Fuzzing has been done on
- Random input with no initial corpus
- The *.zst in /fuzz_decodecorpus
Use cargo +nightly fuzz run decode
to run the fuzzer. It is seeded with files created with decodecorpus.
If (when) the fuzzer finds a crash it will be saved to the artifacts dir by the fuzzer. Run cargo test artifacts
to run the artifacts tests.
This will tell you where the decoder panics exactly. If you are able to fix the issue please feel free to do a pull request. If not please still submit the offending input and I will see how to fix it myself.
Additionally to the descriptions and the docs you can have a look at the zstd / zstd_streaming binaries. They showcase how this library can be used.
The easiest is to wrap the io::Read into a StreamingDecoder which itself implements io::Read. It will decode blocks as necessary to fulfill the read requests
let mut f = File::open(path).unwrap();
let mut decoder = StreamingDecoder::new(&mut f).unwrap();
let mut result = Vec::new();
decoder.read_to_end(&mut result).unwrap();
This might be a problem if you are accepting user provided data. Frames can be REALLY big when decoded. If this is the case you should either check how big the frame actually is or use the memory efficient approach described below.
If memory is a concern you can decode frames partially.
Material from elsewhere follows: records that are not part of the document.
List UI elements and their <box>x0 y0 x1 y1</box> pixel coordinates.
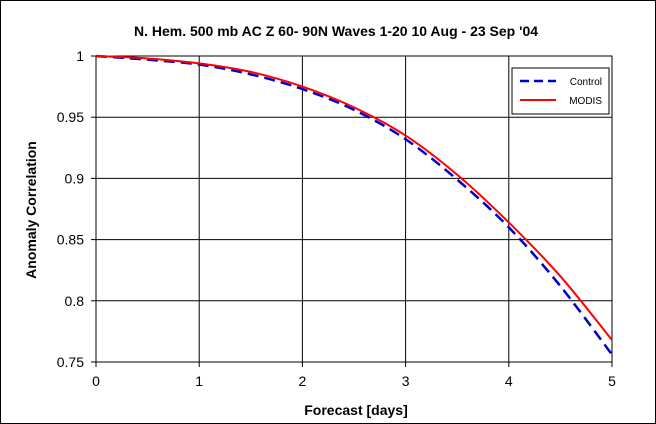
x-tick-label: 5 <box>608 373 616 389</box>
x-axis-label: Forecast [days] <box>304 402 407 418</box>
tick-labels: 0 1 2 3 4 5 0.75 0.8 0.85 0.9 0.95 1 <box>57 48 616 389</box>
y-axis-label: Anomaly Correlation <box>23 141 39 279</box>
x-tick-label: 0 <box>92 373 100 389</box>
y-tick-label: 0.75 <box>57 354 84 370</box>
legend: Control MODIS <box>511 67 610 115</box>
chart-title: N. Hem. 500 mb AC Z 60- 90N Waves 1-20 1… <box>134 23 538 39</box>
series-lines <box>95 54 613 356</box>
x-tick-label: 2 <box>299 373 307 389</box>
y-tick-label: 0.85 <box>57 232 84 248</box>
x-tick-label: 4 <box>505 373 513 389</box>
legend-box <box>511 67 610 115</box>
series-line-modis <box>95 55 613 341</box>
series-line-control <box>95 54 613 356</box>
legend-label: MODIS <box>569 96 602 107</box>
legend-label: Control <box>570 77 602 88</box>
y-tick-label: 0.95 <box>57 109 84 125</box>
y-tick-label: 1 <box>76 48 84 64</box>
plot-area <box>95 55 613 363</box>
x-tick-label: 3 <box>402 373 410 389</box>
y-tick-label: 0.9 <box>65 170 85 186</box>
x-tick-label: 1 <box>195 373 203 389</box>
y-tick-label: 0.8 <box>65 293 85 309</box>
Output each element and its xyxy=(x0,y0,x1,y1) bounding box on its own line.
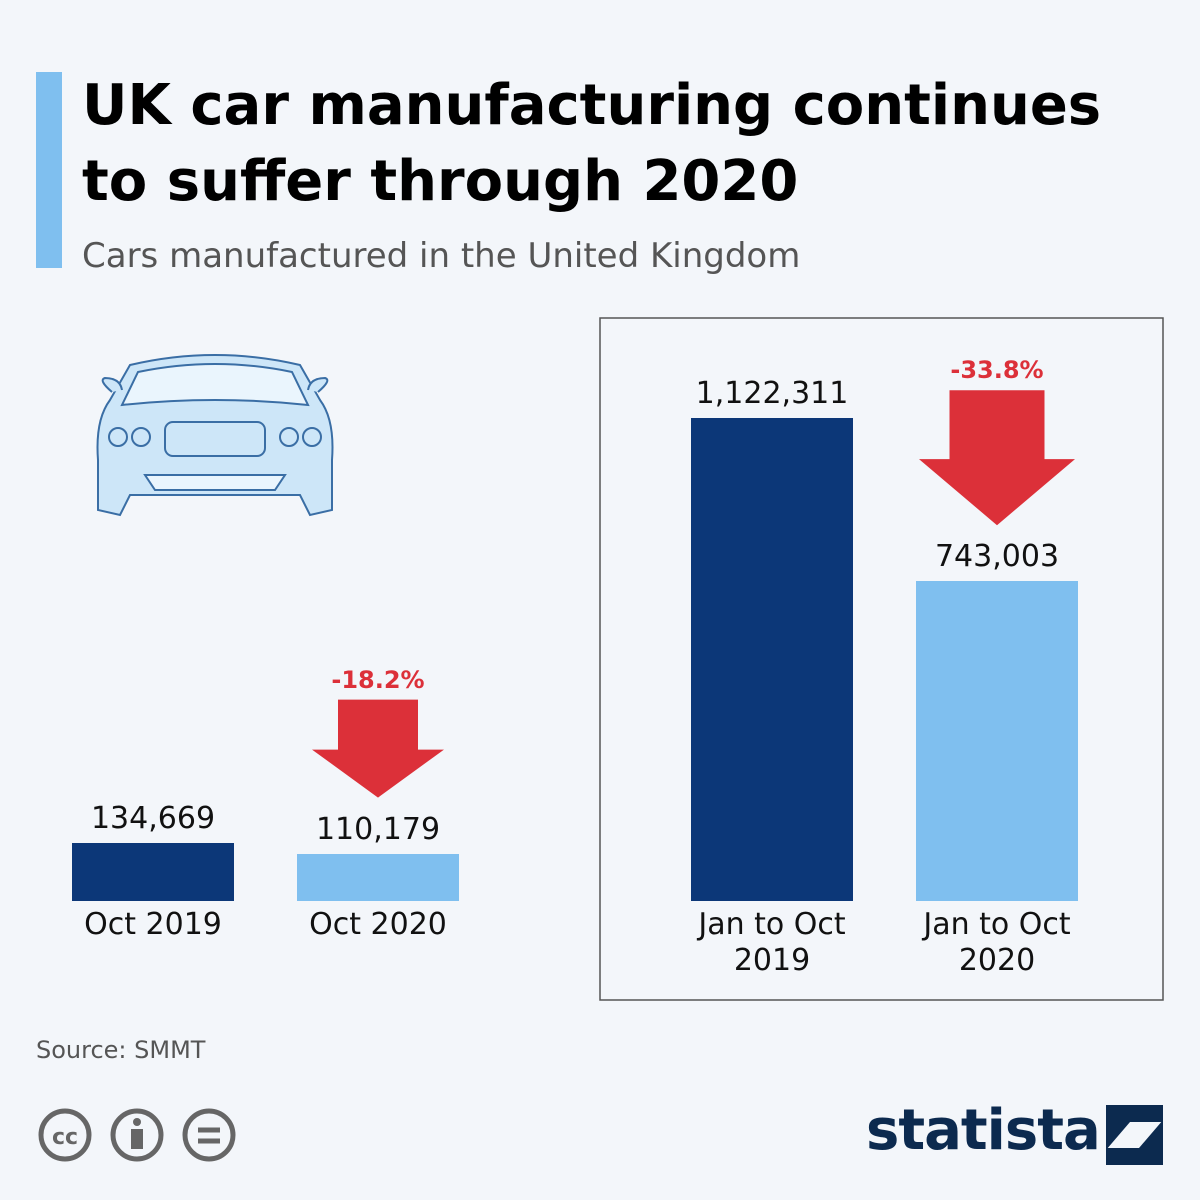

There are two ways to do this:
Use the StreamingDecoder and use a while loop to fill your buffer (see src/bin/zstd_stream.rs for an example). This is the recommended approach.
For an example see the src/bin/zstd.rs file. Basically you can decode the frame until either a given block count has been decoded or the decodebuffer has reached a certain size. Then you can collect no longer needed bytes from the buffer and do something with them, discard them and resume decoding the frame in a loop until the frame has been decoded completely.
Contributions will be published under the same MIT license as this project. Please make an entry in the Changelog.md file when you make a PR.